I read the original request as looking for the angle between the centerline of the robot and the centerline of the peg, for which you need to know your robot’s field-relative angle, but not where precisely it is. If your gyro is telling you you are at 66deg relative to your starting position (which in this game is most likely parallel with the field) then you know you are at 6deg relative to the left peg, 66deg relative to the center peg, and 126% relative to the right peg. If you can SEE a peg, then odds are very high it’s the left peg–since few camera have a FOV that would allow them to see an object at 66deg or 126deg.
Now, if the OP was not looking for the robot’s angle relative to the peg, but rather the offset angle of the center of the vision targets from the robot, that’s a different set of math–that’s available in countless CD threads and in many teams’ open-sourced vision code. Our function for that (getAngle) is available in our github.
One of the best resources on vision is 254’s intro.
This is not quite true. If you want to check the angle of the peg relative to the robot, chances are you are not checking it at your initial starting position. Your robot probably has moved forward a distance and trying to figure out how much you should turn to “face the peg” after that. In theory, if you parked your robot precisely at a determined position and the robot precisely moved forward some distance, you could calculate the angle you have to turn. Doesn’t even need the camera. However, it is almost impossible to park the robot precisely at a pre-determined position every time. In addition, sensors such as encoders do have errors (e.g. wheel slipping… etc) and also your PID control or Motion profile drive will not quite precisely stop at the distance you would like. So there are all these cumulative errors that your calculation has to deal with. Vision feedback is a way to make these errors not matter too much.
I am a bit late here, a nice long CD-break since Champs…
But this still seems to be a very relevant topic as teams prepare for Fall-off-season events.
I certainly agree with BenBernard back in post#4, it is far easier to determine parallel vs spin-left/spin-right based on a predetermined PEG/GYRO difference.
Yes this is absolutely true, the auton() needs to know which side its approaching, and then it WILL know if it is parallel or not (without any vision logic). BTW, this awareness can be built into teleOP-vision logic too.
The other big challenges remain, I think the latter below is exactly mikets point about the where vision adds the most value.
==> Use Vision-FOV distance calcs. However as you get close you may need to ‘target’ the gap between contours rather than contour heights, in case the contours are slipping outside of the image/frame.
==> Or you can look into the tinyLIDAR or equivalent options.
==> for this you already need to know your gyro-approach offset (post 4 again…), and calculate where the target-center is vs where it should be.

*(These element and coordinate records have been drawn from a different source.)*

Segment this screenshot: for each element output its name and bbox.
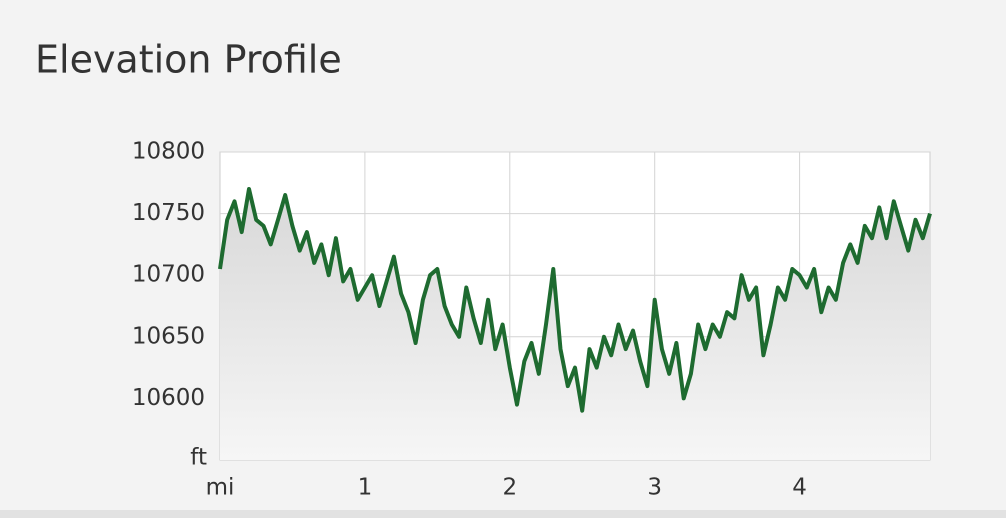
y-unit: ft xyxy=(190,445,207,471)
x-tick-label: 2 xyxy=(502,475,517,501)
y-tick-label: 10800 xyxy=(132,139,205,165)
y-tick-label: 10650 xyxy=(132,323,205,349)
y-tick-label: 10750 xyxy=(132,200,205,226)
x-tick-label: 1 xyxy=(358,475,373,501)
y-tick-label: 10700 xyxy=(132,262,205,288)
x-tick-label: 3 xyxy=(647,475,662,501)
x-unit: mi xyxy=(206,475,235,501)
divider xyxy=(0,510,1006,518)
chart-title: Elevation Profile xyxy=(35,38,342,82)
x-tick-label: 4 xyxy=(792,475,807,501)
y-tick-label: 10600 xyxy=(132,385,205,411)
elevation-line xyxy=(218,187,932,413)
elevation-area xyxy=(220,189,930,460)
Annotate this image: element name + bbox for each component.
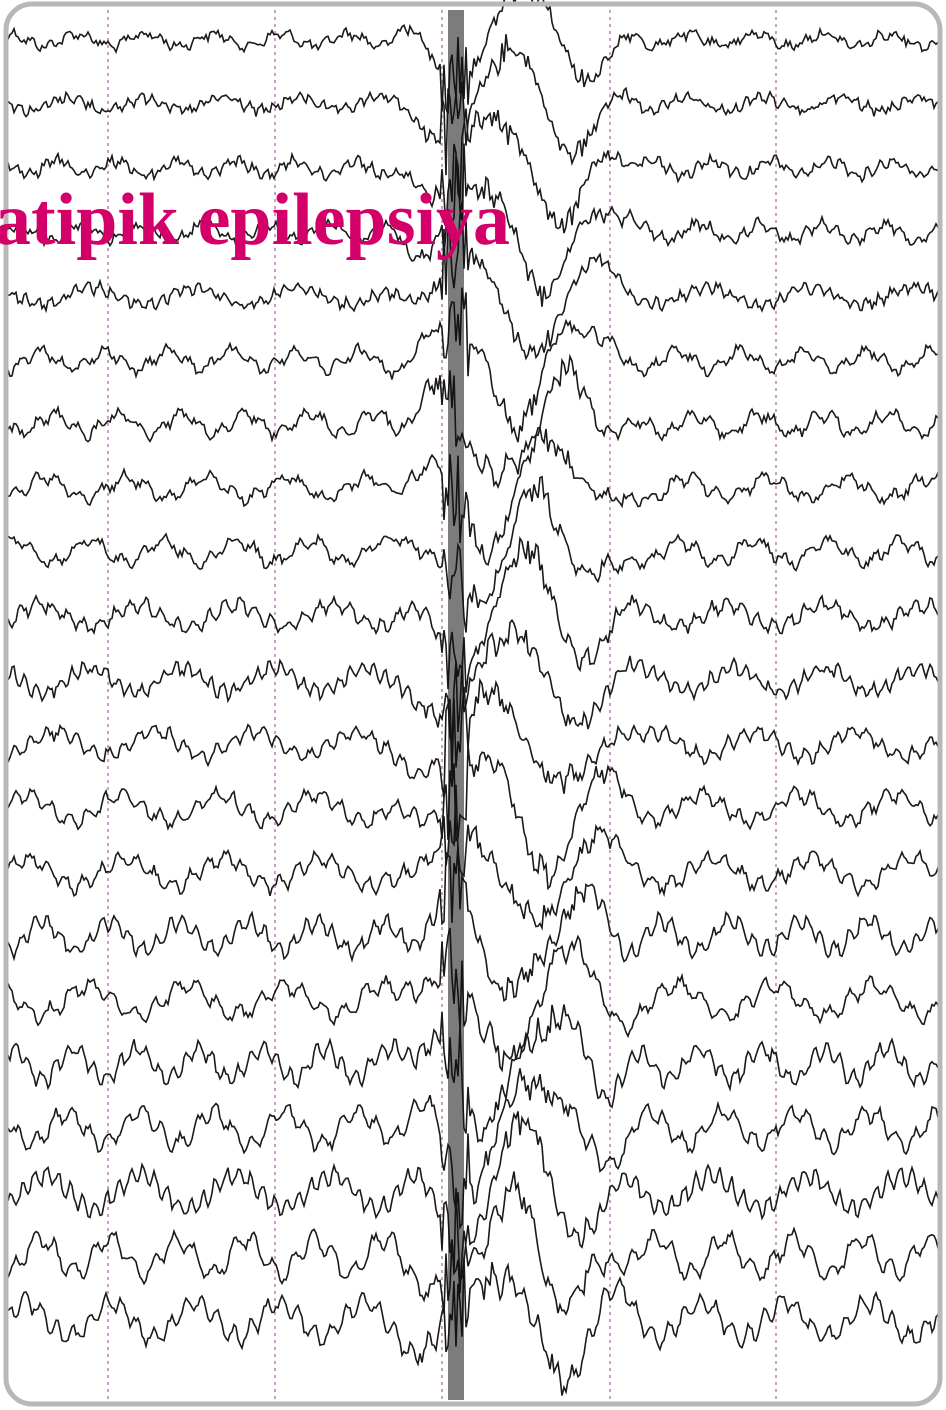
page: atipik epilepsiya (() => { const data = … xyxy=(0,0,946,1410)
slide-title: atipik epilepsiya xyxy=(0,178,510,263)
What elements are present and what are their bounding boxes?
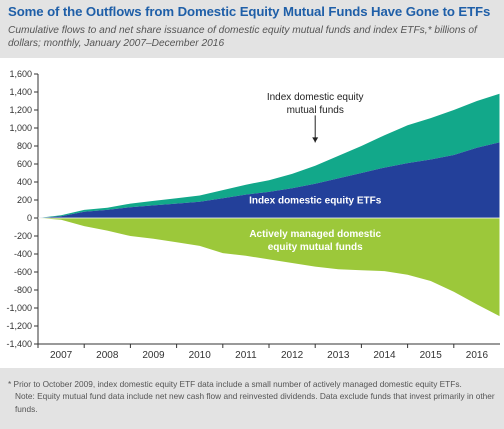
series-area-active-mutual-funds xyxy=(38,218,500,317)
x-tick-label: 2011 xyxy=(235,350,257,361)
y-tick-label: -1,000 xyxy=(6,303,32,313)
note: Note: Equity mutual fund data include ne… xyxy=(15,391,495,414)
annotation-arrowhead xyxy=(312,137,319,143)
x-tick-label: 2009 xyxy=(142,350,165,361)
area-chart: 1,600 1,400 1,200 1,000 800 600 400 200 0 -200 -40… xyxy=(6,69,500,361)
y-tick-label: 400 xyxy=(17,177,32,187)
plot-area: 1,600 1,400 1,200 1,000 800 600 400 200 0 -200 -40… xyxy=(0,58,504,368)
chart-subtitle: Cumulative flows to and net share issuan… xyxy=(8,25,477,49)
annotation-active-mutual-funds: Actively managed domestic equity mutual f… xyxy=(249,229,381,253)
annotation-index-mutual-funds: Index domestic equity mutual funds xyxy=(267,92,364,116)
y-tick-label: -1,200 xyxy=(6,321,32,331)
chart-notes: * Prior to October 2009, index domestic … xyxy=(8,378,498,415)
series-area-index-mutual-funds xyxy=(38,93,500,218)
y-tick-label: 1,400 xyxy=(9,87,32,97)
y-tick-label: 1,200 xyxy=(9,105,32,115)
chart-title: Some of the Outflows from Domestic Equit… xyxy=(8,4,491,19)
y-tick-label: -600 xyxy=(14,267,32,277)
y-tick-label: 200 xyxy=(17,195,32,205)
y-tick-label: 600 xyxy=(17,159,32,169)
x-tick-label: 2016 xyxy=(466,350,489,361)
x-tick-label: 2015 xyxy=(420,350,443,361)
x-tick-label: 2008 xyxy=(96,350,119,361)
y-tick-label: 0 xyxy=(27,213,32,223)
x-tick-label: 2013 xyxy=(327,350,350,361)
y-tick-label: 1,000 xyxy=(9,123,32,133)
annotation-index-etfs: Index domestic equity ETFs xyxy=(249,196,382,207)
y-tick-label: -1,400 xyxy=(6,339,32,349)
footnote: * Prior to October 2009, index domestic … xyxy=(8,379,462,389)
series-area-index-etfs xyxy=(38,142,500,218)
y-tick-label: 1,600 xyxy=(9,69,32,79)
y-tick-label: 800 xyxy=(17,141,32,151)
y-tick-label: -800 xyxy=(14,285,32,295)
y-tick-label: -200 xyxy=(14,231,32,241)
x-tick-label: 2012 xyxy=(281,350,304,361)
x-tick-label: 2014 xyxy=(373,350,396,361)
x-tick-label: 2007 xyxy=(50,350,73,361)
x-tick-label: 2010 xyxy=(189,350,212,361)
y-tick-label: -400 xyxy=(14,249,32,259)
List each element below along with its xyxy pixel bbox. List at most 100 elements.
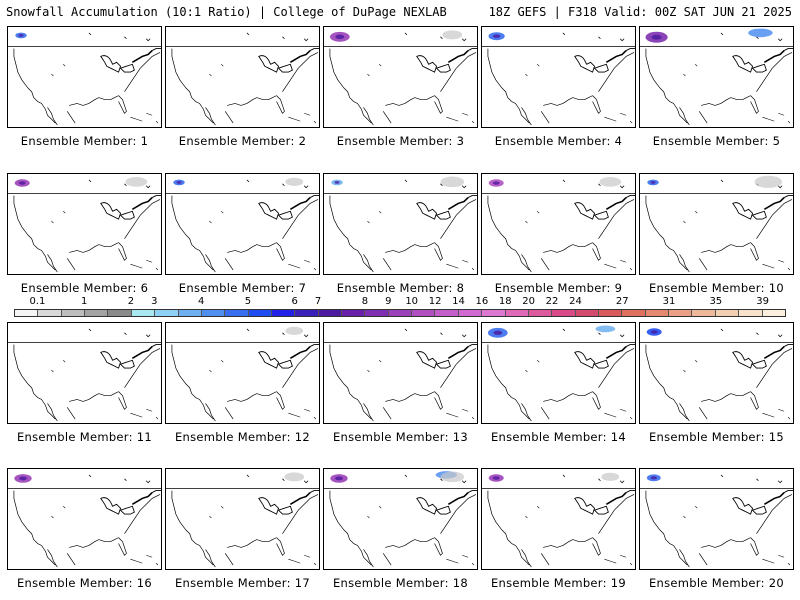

Our team did a similar strategy to this and had a look up table that found the nearest peg angle. Then would then apply the vision algorithm with the robot head on the to target which increases the reliability of our vision algorithm because we did not have to account to the angle. The angle was obtained from a gyro and checked against the predicted angle of the robot from our swerve kinematics. All that was needed was to add a rough calculation for which way to move while turning to be flush with the peg. This would make sure we would keep locked on the Target and not loose it as the control loop turned the robot. All in all it was effective but hastily written in the pits and could be improved greatly.